Il parere medico
Morta per difterite, Bassetti: «Rinviare l'inizio delle lezioni in Sicilia, occorre verificare le vaccinazioni»
Dopo la tragedia di Palermo l'appello alle verifiche vaccinali persona per persona. L'infettivologo difende anche l'operato dei colleghi di Palermo
«Credo che, alla luce della situazione delle coperture vaccinali in Sicilia, sarebbe ragionevole valutare un breve rinvio dell'inizio delle lezioni, almeno nelle scuole primarie, per consentire alle autorità sanitarie di verificare puntualmente lo stato vaccinale degli iscritti e, dove necessario, completare i percorsi di recupero. Non si tratta di una posizione 'contro qualcuno, ma di una questione di sanità pubblica e prevenzione». Lo scrive sul X Matteo Bassetti, infettivologo e direttore del reparto di Malattie infettive presso il Policlinico San Martino di Genova dopo la morte a Palermo di Anna Rosa Bartolotta, la bambina di 4 anni non vaccinata, uccisa dalla difterite. Sarebbe importante verificare persona per persona la reale somministrazione dei vaccini previsti, non limitandosi a dati aggregati o autocertificazioni.

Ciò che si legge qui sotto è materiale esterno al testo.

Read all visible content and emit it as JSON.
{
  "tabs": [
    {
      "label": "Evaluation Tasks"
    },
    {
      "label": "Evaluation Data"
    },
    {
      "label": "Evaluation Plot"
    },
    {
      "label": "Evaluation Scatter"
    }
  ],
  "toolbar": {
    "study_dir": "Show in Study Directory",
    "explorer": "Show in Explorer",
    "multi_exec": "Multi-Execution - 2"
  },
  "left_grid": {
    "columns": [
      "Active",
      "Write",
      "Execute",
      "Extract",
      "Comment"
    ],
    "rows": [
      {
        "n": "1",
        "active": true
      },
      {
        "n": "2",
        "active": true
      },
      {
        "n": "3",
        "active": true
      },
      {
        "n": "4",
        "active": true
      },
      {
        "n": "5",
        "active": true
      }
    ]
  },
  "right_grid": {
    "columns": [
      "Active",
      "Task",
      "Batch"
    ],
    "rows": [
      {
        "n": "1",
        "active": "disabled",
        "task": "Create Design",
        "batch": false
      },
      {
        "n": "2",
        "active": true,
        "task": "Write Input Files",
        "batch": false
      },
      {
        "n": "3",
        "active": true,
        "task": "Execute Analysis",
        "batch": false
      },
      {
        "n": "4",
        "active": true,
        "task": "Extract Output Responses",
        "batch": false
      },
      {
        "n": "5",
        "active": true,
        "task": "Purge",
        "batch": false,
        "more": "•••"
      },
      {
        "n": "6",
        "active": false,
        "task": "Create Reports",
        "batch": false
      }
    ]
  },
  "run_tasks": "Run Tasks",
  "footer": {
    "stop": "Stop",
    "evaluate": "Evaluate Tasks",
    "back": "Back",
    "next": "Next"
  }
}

L'infettivologo in un altro post su Fb spiega anche la difficoltà di diagnosticare la difterite, l'importanza della malattia e difende anche l'operato dei suoi colleghi di Palermo, che sono stati attaccati e denunciati dalla famiglia della bambina deceduta.
C'è da dire che in questi giorni, soprattutto a Palermo, si sta verificando una sorta di corsa ai vaccini proprio perché il decesso della piccola Anna Rosa ha sconvolto tutti, facendo riflettere sull'importanza dei vaccini. Nell'ambito della famiglia della bambina, già da qualche giorno è stata avviata una profilassi per tracciare la presenza del batterio che era stato subito riscontrato in un cuginetto, coetaneo della vittima, che, a differenza di quest'ultima, era stato vaccinato.